Posts Tagged ‘George Crumb’

Circular musical notation

February 3, 2018

For no very evident reason I’ve recently come across a few pieces of music for which the score has a peculiar feature: the music is notated in a circle, rather than on the usual linear staves.

The first is a piece by Baude Cordier, a fifteenth-century French composer, which has been preserved in the famous Chantilly Codex. It is entitled Tout par compas suy composes (“From a compass I am composed“), and the title gives a clue to the rationale for the odd notation: this is a circle canon, in which the voices wrap around and repeat, just like a circle, with the two discantus voices singing in canon. This excellent video animates the score so that we can follow along more readily:

This is not the only eccentric score from Cordier; he also notated a love song, Belle, Bone, Sage, in such a way that the staves form a heart.

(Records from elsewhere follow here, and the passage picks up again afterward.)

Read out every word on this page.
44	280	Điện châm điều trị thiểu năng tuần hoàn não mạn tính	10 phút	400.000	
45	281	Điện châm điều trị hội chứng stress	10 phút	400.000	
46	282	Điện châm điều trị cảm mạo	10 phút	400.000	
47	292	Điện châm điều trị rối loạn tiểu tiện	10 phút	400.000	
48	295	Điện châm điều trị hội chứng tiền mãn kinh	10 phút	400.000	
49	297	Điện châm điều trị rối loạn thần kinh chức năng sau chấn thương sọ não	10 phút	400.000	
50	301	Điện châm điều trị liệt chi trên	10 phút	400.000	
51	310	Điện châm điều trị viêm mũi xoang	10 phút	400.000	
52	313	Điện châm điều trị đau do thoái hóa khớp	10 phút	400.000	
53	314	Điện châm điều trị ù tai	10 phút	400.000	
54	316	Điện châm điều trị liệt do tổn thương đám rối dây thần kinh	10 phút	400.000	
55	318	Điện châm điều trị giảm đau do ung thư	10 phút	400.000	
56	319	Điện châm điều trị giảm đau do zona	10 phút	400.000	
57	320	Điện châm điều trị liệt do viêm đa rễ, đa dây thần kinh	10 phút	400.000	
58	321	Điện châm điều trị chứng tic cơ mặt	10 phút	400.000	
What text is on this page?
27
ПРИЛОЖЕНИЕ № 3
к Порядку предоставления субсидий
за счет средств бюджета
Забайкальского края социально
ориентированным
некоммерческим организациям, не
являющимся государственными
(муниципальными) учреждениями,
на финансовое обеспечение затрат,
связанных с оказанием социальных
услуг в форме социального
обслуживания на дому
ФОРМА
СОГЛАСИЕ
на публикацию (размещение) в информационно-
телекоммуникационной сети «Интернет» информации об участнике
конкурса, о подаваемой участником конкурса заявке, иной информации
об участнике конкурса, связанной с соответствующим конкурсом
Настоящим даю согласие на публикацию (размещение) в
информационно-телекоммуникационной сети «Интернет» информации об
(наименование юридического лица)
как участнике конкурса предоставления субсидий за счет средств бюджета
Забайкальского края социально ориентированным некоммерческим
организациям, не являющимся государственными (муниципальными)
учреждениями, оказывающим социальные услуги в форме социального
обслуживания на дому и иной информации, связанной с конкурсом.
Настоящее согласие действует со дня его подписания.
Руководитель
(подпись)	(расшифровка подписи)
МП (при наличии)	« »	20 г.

The second example comes from George Crumb, a 20th century composer. Crumb is rather famous for his unorthodox musical scores. (His score for Black Angels is an extreme example.) Today though we will look at his circular score for The Magic Circle of Infinity, a playful piece for piano. It sounds a bit like a mad music-box, and I can imagine a mad little ballerina spinning on top of it as the score spins.

Another fun score by Crumb is his Spiral Galaxy, which spirals.

Thanks to Jordan Alexander Key for making these videos. His YouTube channel is a good one.